One of the best-known examples is Silvercup Studios (42-22 22nd Street, at Queens Plaza South). The city’s largest film and TV production facility, it was the primarily studio location for “Sex and the City” and “The Sopranos”; “The Deuce,” “Elementary,” and “Quantico” are among the series still shooting there, However, the massive building, which encompasses 13 shooting stages, was built in the 1920s for Silvercup Bread, a brand of the former Gordon Baking Co. As well as housing the bakery, the building had four silos for flour. Silvercup baked bread there until late 1974, when a Teamsters strike led it to shut down. The building stood empty for six years, at which point Harry Suna, the owner of a local sheet-metal factory, bought it. His sons, Stuart and Alan, converted the structure to a soundstage and opened Silvercup Studios in 1983. The rooftop sign reading “Silvercup Bread” was modified, with “Studios” replacing “Bread.”

 

Another former bakery, that of Sunshine Biscuits, is now building C of LaGuardia Community College (29-10 Thompson Avenue, between 29th and 30th Streets). When the 10-story factory opened in 1912, it was known as the “thousand-window bakery.” Until 1955, it was the largest bakery in the world. In 1965 the maker of Hydrox and Vienna Fingers sandwich cookies decamped to Sayerville, NJ. The building passed through several owners before being acquired by the college in 1980.

 

Just a few blocks away, the New York City School Construction Authority resides in another former factory, that of the American Chicle Co. (30-30 Thomson Avenue, between 30th Place and 31st Street). Built in 1920, the factory produced Chiclets, Dentyne, and Trident chewing gum. The Warner-Lambert Co., which acquired the business in 1962, shut the factory permanently in 1981. This came five years after a temporary closure resulted from an explosion that killed six workers and injured more than 40 others.

 

Among other recycled factories is 32-00 Skillman Avenue (at 32nd Place). Like the Sunshine Biscuits factory, this building boasts at least a thousand windows. In 1950 Speed Products moved in, six years before changing its company name to Swingline, of stapler fame.

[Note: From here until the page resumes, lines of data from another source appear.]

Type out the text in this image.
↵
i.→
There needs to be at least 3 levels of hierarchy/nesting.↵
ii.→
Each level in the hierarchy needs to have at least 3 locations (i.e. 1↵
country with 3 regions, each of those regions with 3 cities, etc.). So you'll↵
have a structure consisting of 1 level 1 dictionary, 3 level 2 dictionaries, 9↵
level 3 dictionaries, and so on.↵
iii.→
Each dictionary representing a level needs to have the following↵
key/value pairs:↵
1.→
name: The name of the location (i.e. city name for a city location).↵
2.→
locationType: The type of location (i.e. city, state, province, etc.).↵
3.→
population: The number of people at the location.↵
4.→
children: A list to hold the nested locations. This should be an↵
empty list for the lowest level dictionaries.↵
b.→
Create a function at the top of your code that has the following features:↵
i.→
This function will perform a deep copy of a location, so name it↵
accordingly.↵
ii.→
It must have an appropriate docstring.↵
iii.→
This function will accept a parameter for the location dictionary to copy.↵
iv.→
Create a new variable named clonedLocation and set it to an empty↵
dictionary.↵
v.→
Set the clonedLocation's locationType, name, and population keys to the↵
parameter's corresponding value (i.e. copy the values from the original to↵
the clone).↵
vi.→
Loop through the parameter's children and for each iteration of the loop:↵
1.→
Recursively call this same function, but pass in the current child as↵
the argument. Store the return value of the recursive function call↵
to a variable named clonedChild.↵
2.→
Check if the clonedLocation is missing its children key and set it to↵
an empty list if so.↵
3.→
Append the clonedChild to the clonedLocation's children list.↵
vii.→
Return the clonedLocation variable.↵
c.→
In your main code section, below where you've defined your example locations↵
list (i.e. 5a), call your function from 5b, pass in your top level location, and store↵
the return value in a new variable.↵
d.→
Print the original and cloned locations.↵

Until Swingline closed the factory in 1998, moving production to Mexico, the building was topped with a massive neon sign that included what seemed to be a self-operating stapler. Among the current tenants of the building are CityView Racquet Club and PropNSpoon, which rents and creates props for movie, TV, and stage productions.

 

Brewster Building

The former Brewster Building, now JetBlue’s headquarters. Image: APerson/Wikimedia

 

A rooftop sign for JetBlue now sits atop another former factory, the Brewster Building (27-01 Queens Plaza North, between 27th and 28th Streets). Built in 1911 for luxury carriage and auto maker Brewster & Co., the building originally housed the factory that constructed auto chassis. Rolls-Royce bought Brewster in 1925, and for a time Rolls-Royces rolled off the assembly line here, as did fighter aircraft during World War II. JetBlue made the building its corporate headquarters in 2010.

 

 

SculptureCenter

Inside the SculptureCenter. Image: Andrew Russeth/Flickr

 

Perhaps one of the more unusual architectural rebirths was that of a former trolley-repair company at 44-19 Purves Street (between Jackson and Thomson Avenues). In 2001 the not-for-profit SculptureCenter acquired the building and hired Maya Lin, the architect and designer best known for the Vietnam Veterans Memorial in Washington, DC, to transform the building into an exhibition space. While the 1908 building retains its garage bay, high ceilings, and brick-and-steel construction, it also serves as an ideal showcase for artworks, as does a 2,000-square-foot addition built in 2014. In fact, in 2015 the SculptureCenter won a Lucy G. Moses Preservation Award from the New York Landmarks Conservancy for its marriage of something old and something new.